2. Pada dasawarsa terakhir ini, krisis kepercayaan
diri bangsa Indonesia sudah cukup memprihatinkan. Berbagai tindakan negatif
banyak terjadi di berbagai daerah, mulai dari prilaku seks bebas, tawuran
pelajar dan mahasiswa, hingga maraknya kasus bunuh diri.Dunia pendidikan telah
memberikan porsi yang sangat besar untuk pengetahuan, tetapi melupakan tujuan
utama pendidikan, yaitu mengembangkan pengetahuan, sikap, dan keterampilan
secara simultan dan seimbang.Terpuruknya bangsa Indonesia dewasa ini tidak
hanya disebabkan oleh krisis ekonomi, melainkan juga oleh krisis akhlak yang
berakar dari kurangnya penanaman pendidikan karakter.
3.
Ungkapan-ungkapan
Lukman patut dijadikan teladan oleh siapapun pada zaman ini. Sistematika
nasihatnya yang dikemas dengan indah, tersusun dengan teratur dan di dukung
oleh contoh dan budi pekerti yang amat mulia sehingga terhujam kedalam hati.Ia
mulai menaburkan nasihatnya dengan tauhid mengesakan Allah, mengajak untuk
mendekatkan diri kepada Allah (beribadah) dan menanamkan budi pekerti yang
mulia (akhlak al-karimah).
DAFTAR PUSTAKA
1. Hadiwardoyo MSF, Purwa. 1990. Moral dan
Masalahnya. Yogyakarta : Penerbit Kanisius.
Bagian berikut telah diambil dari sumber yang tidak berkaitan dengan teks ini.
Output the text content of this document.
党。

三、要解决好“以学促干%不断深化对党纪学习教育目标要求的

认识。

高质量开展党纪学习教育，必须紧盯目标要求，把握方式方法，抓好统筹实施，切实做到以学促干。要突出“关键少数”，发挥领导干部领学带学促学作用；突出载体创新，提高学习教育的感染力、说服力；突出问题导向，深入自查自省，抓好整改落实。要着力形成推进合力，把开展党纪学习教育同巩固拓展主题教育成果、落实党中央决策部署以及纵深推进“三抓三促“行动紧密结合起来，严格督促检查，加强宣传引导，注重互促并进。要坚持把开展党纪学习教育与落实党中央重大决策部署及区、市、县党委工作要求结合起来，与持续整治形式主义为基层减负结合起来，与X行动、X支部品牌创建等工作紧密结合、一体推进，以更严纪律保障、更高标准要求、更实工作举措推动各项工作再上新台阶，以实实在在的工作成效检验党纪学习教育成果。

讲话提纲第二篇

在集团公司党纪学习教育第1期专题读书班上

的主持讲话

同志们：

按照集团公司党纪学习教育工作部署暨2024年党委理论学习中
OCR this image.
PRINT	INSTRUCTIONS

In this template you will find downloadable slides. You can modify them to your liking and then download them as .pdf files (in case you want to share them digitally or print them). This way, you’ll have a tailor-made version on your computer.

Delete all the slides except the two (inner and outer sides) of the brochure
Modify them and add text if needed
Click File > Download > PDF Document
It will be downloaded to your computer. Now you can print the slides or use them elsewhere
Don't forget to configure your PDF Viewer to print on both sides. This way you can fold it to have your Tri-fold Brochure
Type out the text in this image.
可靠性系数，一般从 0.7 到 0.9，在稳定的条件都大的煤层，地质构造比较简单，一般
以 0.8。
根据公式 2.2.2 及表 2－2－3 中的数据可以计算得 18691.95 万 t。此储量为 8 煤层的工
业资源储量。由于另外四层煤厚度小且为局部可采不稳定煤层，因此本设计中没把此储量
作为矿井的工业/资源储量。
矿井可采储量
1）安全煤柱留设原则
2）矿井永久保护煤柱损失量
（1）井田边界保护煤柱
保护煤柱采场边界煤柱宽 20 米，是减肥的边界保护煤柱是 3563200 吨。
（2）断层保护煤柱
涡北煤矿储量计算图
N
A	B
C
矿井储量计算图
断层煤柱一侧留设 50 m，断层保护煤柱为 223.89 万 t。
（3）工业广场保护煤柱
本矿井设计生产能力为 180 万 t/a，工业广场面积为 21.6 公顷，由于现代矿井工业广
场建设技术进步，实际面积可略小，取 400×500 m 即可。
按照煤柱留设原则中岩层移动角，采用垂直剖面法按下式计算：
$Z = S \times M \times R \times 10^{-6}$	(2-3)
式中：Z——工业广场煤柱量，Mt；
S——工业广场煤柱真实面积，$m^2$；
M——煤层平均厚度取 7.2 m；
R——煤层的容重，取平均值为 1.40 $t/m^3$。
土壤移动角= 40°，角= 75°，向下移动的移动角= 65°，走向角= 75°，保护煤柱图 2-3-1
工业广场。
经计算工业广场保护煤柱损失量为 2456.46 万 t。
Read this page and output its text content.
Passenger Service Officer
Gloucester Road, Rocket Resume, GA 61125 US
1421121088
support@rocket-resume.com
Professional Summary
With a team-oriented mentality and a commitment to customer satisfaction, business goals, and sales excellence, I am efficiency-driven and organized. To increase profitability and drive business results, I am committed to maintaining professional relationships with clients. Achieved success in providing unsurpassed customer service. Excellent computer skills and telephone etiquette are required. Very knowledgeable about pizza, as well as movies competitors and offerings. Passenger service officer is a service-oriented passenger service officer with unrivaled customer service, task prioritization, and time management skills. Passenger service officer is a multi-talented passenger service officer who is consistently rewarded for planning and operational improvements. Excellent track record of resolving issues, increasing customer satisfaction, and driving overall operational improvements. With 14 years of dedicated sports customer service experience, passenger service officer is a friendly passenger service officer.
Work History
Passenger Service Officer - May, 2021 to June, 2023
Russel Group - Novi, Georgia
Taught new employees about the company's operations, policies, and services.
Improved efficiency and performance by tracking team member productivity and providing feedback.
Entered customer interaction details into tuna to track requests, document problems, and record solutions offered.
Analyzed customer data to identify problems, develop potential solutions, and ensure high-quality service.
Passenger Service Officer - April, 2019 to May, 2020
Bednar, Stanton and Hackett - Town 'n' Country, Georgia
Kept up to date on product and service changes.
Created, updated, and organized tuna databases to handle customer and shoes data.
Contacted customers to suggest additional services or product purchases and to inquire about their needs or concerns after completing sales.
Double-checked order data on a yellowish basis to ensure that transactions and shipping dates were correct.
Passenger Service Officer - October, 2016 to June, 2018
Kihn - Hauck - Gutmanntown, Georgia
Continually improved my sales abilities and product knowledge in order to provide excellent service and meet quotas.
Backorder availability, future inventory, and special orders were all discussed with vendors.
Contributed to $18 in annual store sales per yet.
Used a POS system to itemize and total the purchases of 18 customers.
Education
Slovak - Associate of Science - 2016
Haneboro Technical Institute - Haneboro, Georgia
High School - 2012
2. Muslich, Masnur. 2011. Pendidikan
KarakterMenjawab Tantangan Multidimensional.Jakarta : Bumi.
3. Majid, Abdul, S.Ag., M.Pd., Andayani, Dian,
S.Pd., M.Pd.. 2012. Pendidikan Karakter Perspektif Islam.Bandung : PT
Remaja Rosdakarya.
[1]
Dr.
Al. Purwa Hardiwaroyo MSF. Moral dan Masalahnya. Yogyakarta : Penerbit
Kanisius. 1990. Hlm. 9.
[2] Masnur Muslich. Pendidikan KarakterMenjawab Tantangan
Multidimensional. Jakarta : Bumi aksara. 2011. Hlm. 1.
[3] Ibid. Hlm. 17-18.
[4] Ibid. Hlm. 21-22.
[5]
Abdul Majid, S.Ag. , M.Pd. ,
Dian Andayani, S.Pd., M.Pd.. Pendidikan Karakter Perspektif Islam. Bandung
: PT Remaja Rosdakarya. 2012. Hlm. 210-214.